Die DKR 2011 1001h führen aber weiter aus:
Zitat
3) Bei Neugeborenen und Säuglingen ist zusätzlich ein Kode aus
8-711 Maschinelle Beatmung bei Neugeborenen und Säuglingen anzugeben.
Anmerkung: Bei Neugeborenen sind darüber hinaus auch andere atmungsunterstützende
Maßnahmen wie z.B. Sauerstoffzufuhr (8-720) zu verschlüsseln, soweit nicht eine
maschinelle Beatmung erfolgt. Hier ist die Beatmungsdauer nicht zu kodieren.
Legt man diese Aussagen strikt aus (vgl. Urteil des BSG zur Auslegung der Kodierrichtlinien und der Operationskataloge) ist die Hi-Flow Brille keine Beatmung im Sinne der DKR. Zum einen, weil die mechanisch verursachte Bewegung von Gasen in die Lunge fehlt. Zum anderen, weil die Hi-Flow Nasenbrille als Atemunterstützung dient. Ergänzend dürfte ein Gutachter des MDK/SMD oder der PKV auch darauf hinweisen, dass die Hi-Flow Nasenbrille eine ausgefeiltere Form der in der DKR 2011 1001 h erwähnten Sauerstoffzufuhr ist. Und bei der steht explizit, dass eine Beatmungsdauer nicht zu verschlüsseln ist.
Unter gleichsinnig strenger Auslegung kann sogar die CPAP-Atemhilfe als Beatmung im Sinne der DKR 2011 1001h nicht anerkannt werden. Die Argumentation liefe dann in etwa so, dass bei CPAP durch die Beatmungsmaschine ein Druck aufgebaut wird, jedoch nicht mechanisch Gas in die Lunge bewegt wird. Dies veranlasse und verursache das so behandelte Neu- und Frühgeborene selbst.

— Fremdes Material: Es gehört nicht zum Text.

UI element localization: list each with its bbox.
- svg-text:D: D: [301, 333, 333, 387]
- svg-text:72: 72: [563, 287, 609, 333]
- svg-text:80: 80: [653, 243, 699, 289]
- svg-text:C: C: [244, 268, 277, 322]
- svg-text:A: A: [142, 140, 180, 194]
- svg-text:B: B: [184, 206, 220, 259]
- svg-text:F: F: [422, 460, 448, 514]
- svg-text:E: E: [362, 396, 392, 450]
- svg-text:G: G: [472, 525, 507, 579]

Berücksichtigung findet im G-DRG System 2011 (Handbuch, Band 5, Seite 949) lediglich der OPS-Schlüssel 8-711.00 (Atemunterstützung mit kontinuierlichem positiven Atemwegsdruck (CPAP) - bei Neugeborenen bis 28. Lebenstag) und 8-720 (Sauerstoffzufuhr bei Neugeborenen, Dauer >4 Stunden). 8-711.00 steuert P65A-B, P66A-B und P67A-B. 8-720 steuert P65C, P67B-C.
Folgerichtig wäre in Ihrem Fall - unter der Voraussetzung, dass das Kind zuvor nicht maschinell beatmet worden ist -
- die Beatmungszeit 0 (Null) und
- die anzuwendenden OPS-Schlüssel 8-711.00 sowie 8-711.4.
Wahrscheinlich - Sie beschreiben dies nicht - kommt auch der OPS-Schlüssel 8-720 zu Tragen (beurteilt auf Basis meiner klinischen Erfahrungen).
Der OPS-Schlüssel 8-711.4 ist im G-DRG System 2011 nicht gruppierungsrelevant.
Aus dem Blickwinkel eines Kinderarztes mit Berücksichtigung der Aufwendungen (damit Kosten) sind diese Regelungen meines Erachtens nach Blödsinn. Welcher offensichtlich daraus resultiert, dass man keine Differenzierung der Beatmungsdauer nach Invasivität vornehmen kann oder will. Der Aufwand bei einem Kind mit CPAP und Hi-Flow-Nasenbrille ist deutlich höher als bei einem derart nicht behandelten Kind. Dem gegenüber ist der Aufwand bei einem kontrolliert beatmeten Kind (z.B. SIMV, SIPPV) noch höher. In der Neonatologie ist seit längerer Zeit die Entwicklung zu beobachten die Invasivität der Beatmung zurück zu nehmen. Weniger um das liebe Geld des Gesundheitsfonds und der Kostenträger zu sparen, sondern um die beatmungsassoziierten Schädigungen der unreifen Lungen der Kinder zu vermindern. Der insbesondere personelle Behandlungs- und Betreuungsaufwand vermindert sich hierbei in deutlich geringerem Aufwand als wie durch das gegenwärtige G-DRG 2011 System nahegelegt wird. Dies spricht nicht für die Abbildungsgenauigkeit des Systems in punkto Behandlungsrealität, unbesehen davon wie toll die Varianzreduktion in Form des R-Quadrats in den InEK-Kalkulationen ausfällt. Eine indirekte Berücksichtigung beispielsweise über den Punkt Beatmung im modifizierten SAPS2-TISS10 System (Intensivmedizinische Komplexbehandlung Erwachsene [OPS 8-980.-], erweitert und modifiziert auch Kinder [OPS 8-98d.-]) findet nicht statt, da diese Schlüssel erst ab dem 14. Lebensjahr bzw. ab dem 29. Lebenstag zum Einsatz kommen dürfen. In Summe eine nicht kleine Baustelle für die Gesellschaft für Pädiatrische Neonatologie und Intensivmedizin (GNPI) und das InEK.
Hoffe die Infos können helfen. Letzter Absatz bei kritischen Rückfragen oder Zweifeln aus der Neonatologie zu verwenden.